Durante muitíssimo tempo considerei Cláudio o mais fascinante dos Césares, provavelmente o mais aceitável de todos. Efeito persistente do visionamento da versão televisionada a anteceder a leitura da romanceada. Hoje em dia, sinto uma certa dificuldade em manter ou refutar esse juízo de valor tecido há quase meio século. As notícias extraliterárias que me foram surgindo a pouco e pouco sobre a ação labiríntica desenvolvida por cada um dos membros proeminente da família tornou a tarefa de os destrinçar um tanto espinhosa. Em termos poéticos, o prazer da primeira abordagem da obra manteve-se porém inalterada. Numa primeira fase da saga, o bisneto de César, sobrinho-neto de Augusto, sobrinho de Tibério e tio-avô de Calígula e Nero, traça o perfil pormenorizado dos seus promíscuos parentes nos destinos imperiais, elencando depois o seu contributo pessoal no mando supremo da cidade-estado mais poderosa de época, não se esquecendo de desenhar o percurso sinuoso de Messalina, a sua terceira e penúltima mulher. Os jogos seculares e sagrados, de poder e guerra, as honras e triunfos, as obras públicas, reformas e decretos, o direito, os julgamentos e sentenças, as doenças, mezinhas e venenos, as vinganças, intrigas e traições, perpassam em catadupa a uma velocidade vertiginosa, que a cultura geral do leitor comum poderá absorver ou deixar passar em claro, como forma ajuizada de salvaguardar minimamente a sanidade mental.

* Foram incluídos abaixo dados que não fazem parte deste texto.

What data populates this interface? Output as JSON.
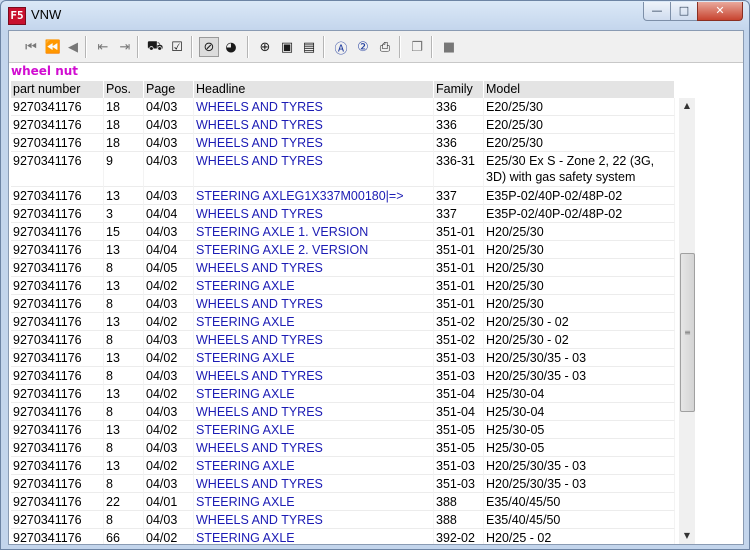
{
  "window": {
    "title": "VNW",
    "app_icon": "F5",
    "minimize": "—",
    "maximize": "□",
    "close": "✕"
  },
  "toolbar": {
    "buttons": [
      {
        "name": "first-page-icon",
        "glyph": "⏮",
        "style": "grey"
      },
      {
        "name": "double-back-icon",
        "glyph": "⏪",
        "style": "grey"
      },
      {
        "name": "back-icon",
        "glyph": "◀",
        "style": "grey"
      },
      {
        "name": "prev-document-icon",
        "glyph": "⇤",
        "style": "grey"
      },
      {
        "name": "next-document-icon",
        "glyph": "⇥",
        "style": "grey"
      },
      {
        "name": "cart-icon",
        "glyph": "⛟",
        "style": "dark"
      },
      {
        "name": "checklist-icon",
        "glyph": "☑",
        "style": "dark"
      },
      {
        "name": "no-parts-filter-icon",
        "glyph": "⊘",
        "style": "dark"
      },
      {
        "name": "globe-icon",
        "glyph": "◕",
        "style": "dark"
      },
      {
        "name": "zoom-icon",
        "glyph": "⊕",
        "style": "dark"
      },
      {
        "name": "page-icon",
        "glyph": "▣",
        "style": "dark"
      },
      {
        "name": "page-alt-icon",
        "glyph": "▤",
        "style": "dark"
      },
      {
        "name": "search-a-icon",
        "glyph": "Ⓐ",
        "style": "blue"
      },
      {
        "name": "search-2-icon",
        "glyph": "②",
        "style": "blue"
      },
      {
        "name": "printer-icon",
        "glyph": "⎙",
        "style": "dark"
      },
      {
        "name": "copy-icon",
        "glyph": "❐",
        "style": "grey"
      },
      {
        "name": "stop-icon",
        "glyph": "■",
        "style": "grey"
      }
    ]
  },
  "search_term": "wheel nut",
  "table": {
    "columns": [
      "part number",
      "Pos.",
      "Page",
      "Headline",
      "Family",
      "Model"
    ],
    "rows": [
      [
        "9270341176",
        "18",
        "04/03",
        "WHEELS AND TYRES",
        "336",
        "E20/25/30"
      ],
      [
        "9270341176",
        "18",
        "04/03",
        "WHEELS AND TYRES",
        "336",
        "E20/25/30"
      ],
      [
        "9270341176",
        "18",
        "04/03",
        "WHEELS AND TYRES",
        "336",
        "E20/25/30"
      ],
      [
        "9270341176",
        "9",
        "04/03",
        "WHEELS AND TYRES",
        "336-31",
        "E25/30 Ex S - Zone 2, 22 (3G, 3D) with gas safety system"
      ],
      [
        "9270341176",
        "13",
        "04/03",
        "STEERING AXLEG1X337M00180|=>",
        "337",
        "E35P-02/40P-02/48P-02"
      ],
      [
        "9270341176",
        "3",
        "04/04",
        "WHEELS AND TYRES",
        "337",
        "E35P-02/40P-02/48P-02"
      ],
      [
        "9270341176",
        "15",
        "04/03",
        "STEERING AXLE 1. VERSION",
        "351-01",
        "H20/25/30"
      ],
      [
        "9270341176",
        "13",
        "04/04",
        "STEERING AXLE 2. VERSION",
        "351-01",
        "H20/25/30"
      ],
      [
        "9270341176",
        "8",
        "04/05",
        "WHEELS AND TYRES",
        "351-01",
        "H20/25/30"
      ],
      [
        "9270341176",
        "13",
        "04/02",
        "STEERING AXLE",
        "351-01",
        "H20/25/30"
      ],
      [
        "9270341176",
        "8",
        "04/03",
        "WHEELS AND TYRES",
        "351-01",
        "H20/25/30"
      ],
      [
        "9270341176",
        "13",
        "04/02",
        "STEERING AXLE",
        "351-02",
        "H20/25/30 - 02"
      ],
      [
        "9270341176",
        "8",
        "04/03",
        "WHEELS AND TYRES",
        "351-02",
        "H20/25/30 - 02"
      ],
      [
        "9270341176",
        "13",
        "04/02",
        "STEERING AXLE",
        "351-03",
        "H20/25/30/35 - 03"
      ],
      [
        "9270341176",
        "8",
        "04/03",
        "WHEELS AND TYRES",
        "351-03",
        "H20/25/30/35 - 03"
      ],
      [
        "9270341176",
        "13",
        "04/02",
        "STEERING AXLE",
        "351-04",
        "H25/30-04"
      ],
      [
        "9270341176",
        "8",
        "04/03",
        "WHEELS AND TYRES",
        "351-04",
        "H25/30-04"
      ],
      [
        "9270341176",
        "13",
        "04/02",
        "STEERING AXLE",
        "351-05",
        "H25/30-05"
      ],
      [
        "9270341176",
        "8",
        "04/03",
        "WHEELS AND TYRES",
        "351-05",
        "H25/30-05"
      ],
      [
        "9270341176",
        "13",
        "04/02",
        "STEERING AXLE",
        "351-03",
        "H20/25/30/35 - 03"
      ],
      [
        "9270341176",
        "8",
        "04/03",
        "WHEELS AND TYRES",
        "351-03",
        "H20/25/30/35 - 03"
      ],
      [
        "9270341176",
        "22",
        "04/01",
        "STEERING AXLE",
        "388",
        "E35/40/45/50"
      ],
      [
        "9270341176",
        "8",
        "04/03",
        "WHEELS AND TYRES",
        "388",
        "E35/40/45/50"
      ],
      [
        "9270341176",
        "66",
        "04/02",
        "STEERING AXLE",
        "392-02",
        "H20/25 - 02"
      ]
    ]
  },
  "scrollbar": {
    "up": "▲",
    "down": "▼",
    "grip": "≡"
  }
}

Lidos e relidos os relatos confidenciais do divino historiador e sentidos os ecos distantes dos episódios vistos e ouvidos na década de 70, revivi a nostalgia intimista com que a RTP difundia então o seu sinal voltar a habitar o preto e branco impresso das páginas de papel dos livros. Vitória inesperada obtida com alguma ironia sobre a invasão absoluta da pigmentação policromada na realidade virtual moderna, tão mais cinzentos nos seus trajos quotidianos do que vestidos com as sete cores do arco-iris e todas as suplementares com nomes exóticos postos à nossa disposição pelas mais recentes tecnologias de transmissão à distância.

1 comentário:

  1. Sim, de facto as séries televisivas têm o condão de envolver as figuras históricas numa aura nem sempre a mais real e verídica.
    Persistindo na busca de informação credível constatamos que afinal esses personagens históricos levaram vidas complicadas.
    Salva-nos o prazer da leitura histórico-romanceada.